# When will they go up??



## GSDNewbie1024 (Oct 23, 2012)

My pup is 9wks tomorrow... and seems to have one up all the time (or most) but the other doesn't even look as though it will go up soon lol.

When will the other catch up?

Sorry, I know patience is a virtue... but I'm anxious!


----------



## gsdsar (May 21, 2002)

My pups went up full time at 11.5 weeks. But I would not worry until much later than that. 


Sent from Petguide.com Free App


----------



## doggiedad (Dec 2, 2007)

the dog i have now ears went up at 5 months. my last dog
ears went up at 6 months. both dogs ears did the dance
before going up "one ear up, one ear down, both ears all around".


----------



## AngelaA6 (Jan 20, 2013)

Such a cutie! And I've heard that during teething the ears will flop up and down for a couple months. My pup's ears were up when I got him at 4 months but in the morning they're in helicopter mode cause he's sleepy :wub: he's almost 10 months now. They look like this dog's ears in the first post in the morning : http://www.germanshepherds.com/forum/pictures-pictures-pictures/119621-helicopter-ears.html

I keep scrolling up to squee at your puppy I'm sorry he's just too cute!


----------



## GSDNewbie1024 (Oct 23, 2012)

AngelaA6 said:


> Such a cutie! And I've heard that during teething the ears will flop up and down for a couple months. My pup's ears were up when I got him at 4 months but in the morning they're in helicopter mode cause he's sleepy :wub: he's almost 10 months now. They look like this dog's ears in the first post in the morning : http://www.germanshepherds.com/forum/pictures-pictures-pictures/119621-helicopter-ears.html
> 
> I keep scrolling up to squee at your puppy I'm sorry he's just too cute!



Were they up permanently?

I cant wait for his ears to go up! :wild:


----------



## Cassidy's Mom (Mar 30, 2003)

Read this thread: http://www.germanshepherds.com/forum/ears-up/136570-8-9-10-weeks-old-ears-not-up.html

And this one: http://www.germanshepherds.com/forum/ears-up/145073-ear-stages-pictorial.html

Your question is so common that these two threads are sticked at the top of the Ears Up forum so they're easy to find.


----------



## AngelaA6 (Jan 20, 2013)

Yep his ears are up permanently


----------



## GSDNewbie1024 (Oct 23, 2012)

Cassidy's Mom said:


> Read this thread: http://www.germanshepherds.com/forum/ears-up/136570-8-9-10-weeks-old-ears-not-up.html
> 
> And this one: http://www.germanshepherds.com/forum/ears-up/145073-ear-stages-pictorial.html
> 
> Your question is so common that these two threads are sticked at the top of the Ears Up forum so they're easy to find.

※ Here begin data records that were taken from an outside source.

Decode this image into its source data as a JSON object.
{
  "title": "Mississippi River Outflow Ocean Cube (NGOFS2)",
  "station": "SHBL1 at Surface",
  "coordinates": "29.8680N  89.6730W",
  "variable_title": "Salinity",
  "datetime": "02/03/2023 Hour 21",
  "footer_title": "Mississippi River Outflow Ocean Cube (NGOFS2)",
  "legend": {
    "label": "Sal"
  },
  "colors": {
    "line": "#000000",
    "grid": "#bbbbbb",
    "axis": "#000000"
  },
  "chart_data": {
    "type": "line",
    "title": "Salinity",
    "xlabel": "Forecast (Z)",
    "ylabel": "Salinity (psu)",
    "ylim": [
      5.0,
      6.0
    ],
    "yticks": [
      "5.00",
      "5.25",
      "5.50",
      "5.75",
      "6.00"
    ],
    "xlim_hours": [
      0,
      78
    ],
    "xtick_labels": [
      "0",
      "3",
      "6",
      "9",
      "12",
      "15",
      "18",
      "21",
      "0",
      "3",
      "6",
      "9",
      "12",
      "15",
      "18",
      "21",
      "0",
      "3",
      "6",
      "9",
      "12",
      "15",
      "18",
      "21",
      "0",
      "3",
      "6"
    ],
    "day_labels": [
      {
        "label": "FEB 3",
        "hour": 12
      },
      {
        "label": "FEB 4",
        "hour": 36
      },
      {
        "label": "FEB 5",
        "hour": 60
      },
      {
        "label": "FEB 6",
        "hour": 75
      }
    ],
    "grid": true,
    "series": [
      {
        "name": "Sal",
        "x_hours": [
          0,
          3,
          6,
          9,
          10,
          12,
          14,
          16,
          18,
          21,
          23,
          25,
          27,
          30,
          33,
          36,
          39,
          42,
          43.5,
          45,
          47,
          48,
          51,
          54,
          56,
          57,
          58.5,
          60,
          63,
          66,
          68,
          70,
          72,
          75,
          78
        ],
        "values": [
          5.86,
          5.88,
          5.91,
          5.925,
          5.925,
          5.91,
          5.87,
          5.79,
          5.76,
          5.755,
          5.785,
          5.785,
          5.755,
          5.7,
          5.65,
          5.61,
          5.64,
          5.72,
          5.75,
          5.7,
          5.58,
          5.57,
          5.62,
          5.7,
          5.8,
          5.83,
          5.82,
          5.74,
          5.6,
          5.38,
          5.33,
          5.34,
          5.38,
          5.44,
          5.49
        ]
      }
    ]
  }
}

Sorry, still figuring out how to navigate through the site... so I just post all my questions. Read it though, and it's a relief. I know people who's pups ear were up by 8wks already, so I was starting to wonder. Thanks!


----------



## Thor131 (Apr 23, 2013)

My pup is 11.5 weeks and neither have stood up completely yet my wife loved to play with them right when we got him but it was never rough so I don't think it did any harm I know he's got a few months before they should but any massage techniques that could help make sure they do when it's time?

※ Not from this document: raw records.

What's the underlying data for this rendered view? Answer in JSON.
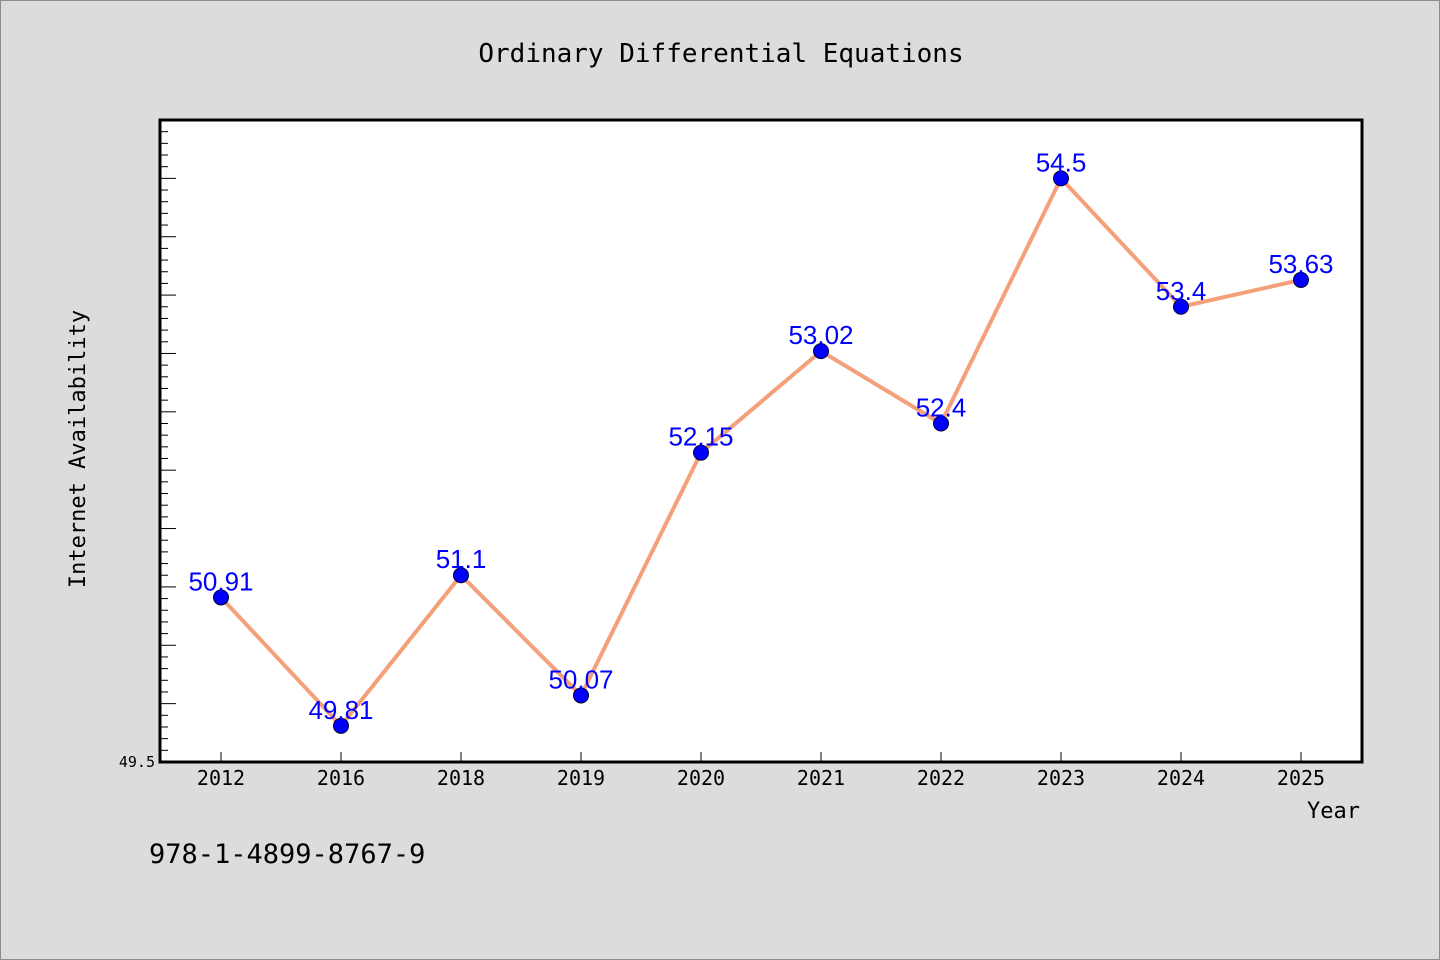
{
  "chart_data": {
    "type": "line",
    "title": "Ordinary Differential Equations",
    "xlabel": "Year",
    "ylabel": "Internet Availability",
    "categories": [
      "2012",
      "2016",
      "2018",
      "2019",
      "2020",
      "2021",
      "2022",
      "2023",
      "2024",
      "2025"
    ],
    "series": [
      {
        "values": [
          50.91,
          49.81,
          51.1,
          50.07,
          52.15,
          53.02,
          52.4,
          54.5,
          53.4,
          53.63
        ],
        "data_labels": [
          "50.91",
          "49.81",
          "51.1",
          "50.07",
          "52.15",
          "53.02",
          "52.4",
          "54.5",
          "53.4",
          "53.63"
        ]
      }
    ],
    "ylim": [
      49.5,
      55
    ],
    "y_tick_labels": [
      "49.5"
    ],
    "grid": false,
    "legend": "none",
    "colors": {
      "line": "#f4a07a",
      "marker": "#0000ff",
      "label": "#0000ff",
      "background": "#dcdcdc",
      "plot_background": "#ffffff",
      "frame": "#000000"
    }
  },
  "footer_text": "978-1-4899-8767-9"
}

Sent from Petguide.com Free App


----------



## Thor131 (Apr 23, 2013)

(See last post)


Sent from Petguide.com Free App


----------



## GSDNewbie1024 (Oct 23, 2012)

I have no advice on the whole situation, but hopefully someone will posting something on this thread that will perhaps answer your question. Here's a pic of my pup and how his ears are most of the time.

He will be 10wks this coming Thursday.


----------



## slumdawg11b (Apr 4, 2013)

Sasha went both up @9 weeks. Haven't been down since. I've heard it can be later also. 

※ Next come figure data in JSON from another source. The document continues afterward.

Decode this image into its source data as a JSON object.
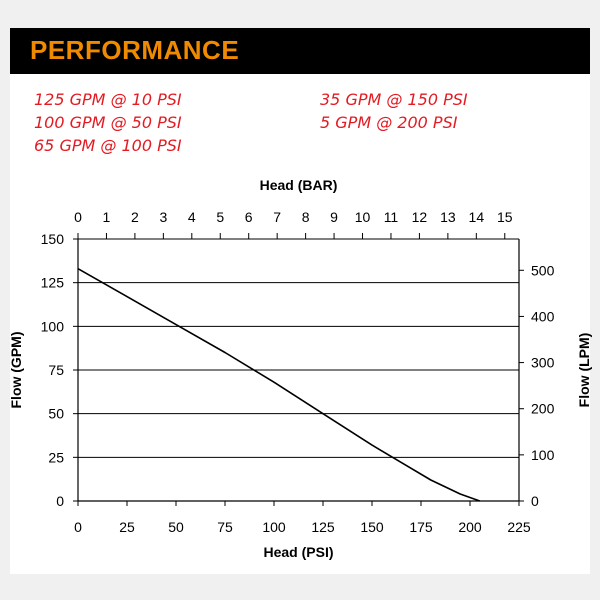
{
  "header": {
    "title": "PERFORMANCE"
  },
  "ratings": [
    "125 GPM @ 10 PSI",
    "100 GPM @ 50 PSI",
    "65 GPM @ 100 PSI",
    "35 GPM @ 150 PSI",
    "5 GPM @ 200 PSI"
  ],
  "colors": {
    "header_bg": "#000000",
    "title": "#f08a00",
    "rating_text": "#e31b23",
    "curve": "#000000"
  },
  "chart_data": {
    "type": "line",
    "title": "",
    "xlabel": "Head (PSI)",
    "ylabel": "Flow (GPM)",
    "x2label": "Head (BAR)",
    "y2label": "Flow (LPM)",
    "xlim": [
      0,
      225
    ],
    "ylim": [
      0,
      150
    ],
    "x2lim": [
      0,
      15.5
    ],
    "y2lim": [
      0,
      567.8
    ],
    "xticks": [
      0,
      25,
      50,
      75,
      100,
      125,
      150,
      175,
      200,
      225
    ],
    "yticks": [
      0,
      25,
      50,
      75,
      100,
      125,
      150
    ],
    "x2ticks": [
      0,
      1,
      2,
      3,
      4,
      5,
      6,
      7,
      8,
      9,
      10,
      11,
      12,
      13,
      14,
      15
    ],
    "y2ticks": [
      0,
      100,
      200,
      300,
      400,
      500
    ],
    "grid": true,
    "series": [
      {
        "x": [
          0,
          25,
          50,
          75,
          100,
          125,
          150,
          165,
          180,
          195,
          205
        ],
        "y": [
          133,
          117,
          101,
          85,
          68,
          50,
          32,
          22,
          12,
          4,
          0
        ]
      }
    ]
  }
}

Sent from Petguide.com Free App


----------



## Trinch (Apr 19, 2013)

My dog are up down I'm about to give up abd let them be it's just to stressful. 

There long and all the weakness is at the base of the ear


----------



## GSDNewbie1024 (Oct 23, 2012)

Trinch said:


> My dog are up down I'm about to give up abd let them be it's just to stressful.
> 
> There long and all the weakness is at the base of the ear


How old's your pup


----------



## Trinch (Apr 19, 2013)

He is 5months on May 1

Sent from Petguide.com Free App


----------



## GSDNewbie1024 (Oct 23, 2012)

Trinch said:


> He is 5months on May 1
> 
> Sent from Petguide.com Free App


They say if in four or five months they don't go up, you should tape them. So idk, if I were you I'd look into it.

My pups ears went up this week. He's 11wks this coming Thursday


----------



## Trinch (Apr 19, 2013)

He go yo yhe vet in the morning so we will see and U think he need a bigger cage. Thanks

Sent from Petguide.com Free App


----------



## blackshep (Aug 3, 2012)

OMG your puppy is adorable!!!!


----------



## GSDNewbie1024 (Oct 23, 2012)

His ears are up!


----------



## GSDNewbie1024 (Oct 23, 2012)

How long will his ears stay like a little triangle?? lol


----------